The night will be special.  Gay McDougall, John Payton’s widow, will be in South Africa at the time of the dinner but has prepared a videotaped acceptance.  Elaine R. Jones will be accepting the award in person.  The Honorable Donald B. Verrilli, Jr., will be presenting the Servant of Justice Award to Paul Smith.  John Payton and Paul Smith are truly deserving of Legal Aid’s Servant of Justice Award.

John Payton was the 6th leader of the NAACP Legal Defense & Educational Fund, Inc., the nation’s first and preeminent civil rights law firm and a tireless advocate for justice, equality, and opportunity. During his tenure, he guided the organization to resounding legal victories, including Lewis v. City of Chicago, which vindicated the rights of over 6,000 applicants who sought to become firefighters in the City of Chicago, and Northwest Austin Municipal Utility District v. Holder, which turned back a challenge to the constitutionality of a core provision of the Voting Rights Act of 1965.

A native of Los Angeles and a graduate of Pomona College and Harvard Law School, Mr. Payton forged a career as a corporate attorney at WilmerHale, where he headed the firm’s Litigation Department. He took leave from the firm during the early 1990s to serve as the Corporation Counsel of the District of Columbia. Mr. Payton became lead counsel for the University of Michigan, handling two high-profile cases in the trial court and in the court of appeals and arguing Gratz v. Bollinger in the Supreme Court. The landmark companion case, Grutter v. Bollinger, in which the Supreme Court upheld race-conscious admissions in higher education, represented the vindication of a strategy, devised and implemented over more than six years, to support the educational benefits of diversity. In 2010, the National Law Journal named Mr. Payton to its list of “The Decade’s Most Influential Lawyers.”

Mr. Payton’s early death was a profound loss for the equal access to justice movement. As President Obama noted at the time of his death, Mr. Payton was a “true champion of equality.”
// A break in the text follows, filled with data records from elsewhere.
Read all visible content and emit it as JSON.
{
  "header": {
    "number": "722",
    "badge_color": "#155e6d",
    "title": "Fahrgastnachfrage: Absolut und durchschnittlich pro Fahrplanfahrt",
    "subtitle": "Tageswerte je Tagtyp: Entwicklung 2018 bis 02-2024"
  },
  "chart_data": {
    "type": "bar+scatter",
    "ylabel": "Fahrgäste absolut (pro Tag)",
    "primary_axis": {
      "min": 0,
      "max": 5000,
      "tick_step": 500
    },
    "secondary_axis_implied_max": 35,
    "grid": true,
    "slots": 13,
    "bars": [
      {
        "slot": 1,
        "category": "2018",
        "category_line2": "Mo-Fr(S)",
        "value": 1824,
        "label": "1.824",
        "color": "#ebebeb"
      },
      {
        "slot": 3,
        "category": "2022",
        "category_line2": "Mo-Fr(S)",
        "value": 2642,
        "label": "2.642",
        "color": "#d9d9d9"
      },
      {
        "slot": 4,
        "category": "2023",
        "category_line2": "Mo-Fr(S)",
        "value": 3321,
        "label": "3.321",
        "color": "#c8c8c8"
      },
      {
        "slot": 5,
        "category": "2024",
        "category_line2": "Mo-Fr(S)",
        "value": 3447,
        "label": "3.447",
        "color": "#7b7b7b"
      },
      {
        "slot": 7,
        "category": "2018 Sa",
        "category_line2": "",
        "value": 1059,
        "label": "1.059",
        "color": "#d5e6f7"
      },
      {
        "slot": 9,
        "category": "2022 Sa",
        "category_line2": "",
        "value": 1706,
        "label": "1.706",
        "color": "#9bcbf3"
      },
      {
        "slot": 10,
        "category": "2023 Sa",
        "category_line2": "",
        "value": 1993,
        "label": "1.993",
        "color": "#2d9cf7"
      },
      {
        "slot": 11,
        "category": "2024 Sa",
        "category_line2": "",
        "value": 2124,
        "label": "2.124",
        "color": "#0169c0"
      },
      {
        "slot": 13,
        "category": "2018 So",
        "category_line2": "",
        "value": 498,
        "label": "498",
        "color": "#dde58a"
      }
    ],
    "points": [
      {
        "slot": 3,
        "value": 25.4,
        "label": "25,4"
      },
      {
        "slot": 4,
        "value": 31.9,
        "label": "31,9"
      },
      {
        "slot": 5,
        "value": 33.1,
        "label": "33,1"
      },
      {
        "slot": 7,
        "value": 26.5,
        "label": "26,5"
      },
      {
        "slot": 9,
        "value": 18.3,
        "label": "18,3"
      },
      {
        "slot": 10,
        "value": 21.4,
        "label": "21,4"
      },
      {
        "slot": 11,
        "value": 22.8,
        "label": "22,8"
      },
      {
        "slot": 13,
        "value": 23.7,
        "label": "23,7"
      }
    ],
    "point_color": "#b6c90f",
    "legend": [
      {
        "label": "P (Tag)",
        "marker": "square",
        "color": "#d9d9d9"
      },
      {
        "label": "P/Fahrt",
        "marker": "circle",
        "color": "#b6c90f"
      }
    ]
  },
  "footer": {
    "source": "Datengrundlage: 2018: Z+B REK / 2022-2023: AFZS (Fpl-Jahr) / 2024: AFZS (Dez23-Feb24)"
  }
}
Paul M. Smith is a partner in the D.C. office of Jenner & Block LLP, where he has maintained an active appellate and First Amendment practice for many years, going back to Reno v. ACLU, the challenge to the Communications Decency Act in the mid-1990s.  More recently, he has been involved in a number of closely watched cases involving the application of copyright law to the Internet and other new methods of content distribution, including Viacom v. YouTube, Columbia Pictures v. Fung, and WNET v. Aereo.

Mr. Smith has also handled many high profile pro bono and public interest cases. In addition to arguing the landmark gay rights case Lawrence v. Texas, he was one of the lawyers who brought the first major challenge to the Defense of Marriage Act in Gill v. OPM. Mr. Smith has also tried and argued a number of important voting rights and election law cases, including Vieth v. Jubelirer, a Pennsylvania partisan gerrymandering case, LULAC v. Perry, a Texas redistricting case, and Crawford v. Marion County Election Board, a challenges to Indiana’s voter ID law.

Mr. Smith graduated summa cum laude from Amherst College and received his J.D. from Yale Law School, where he served as Editor-in-Chief of the Yale Law Journal.  He formerly served for six years on the D.C. Bar Board of Governors and for seven years on the Board of Directors of Lambda Legal, including two years as Co-chair of that board.  In 2003, the Human Rights Campaign gave Mr. Smith its Equality Award.  In 2009, he received the Champion of Freedom Award from the Electronic Privacy Information Center.  In 2010, the National Law Journal named him one of the 40 Most Influential Lawyers of the Past Decade.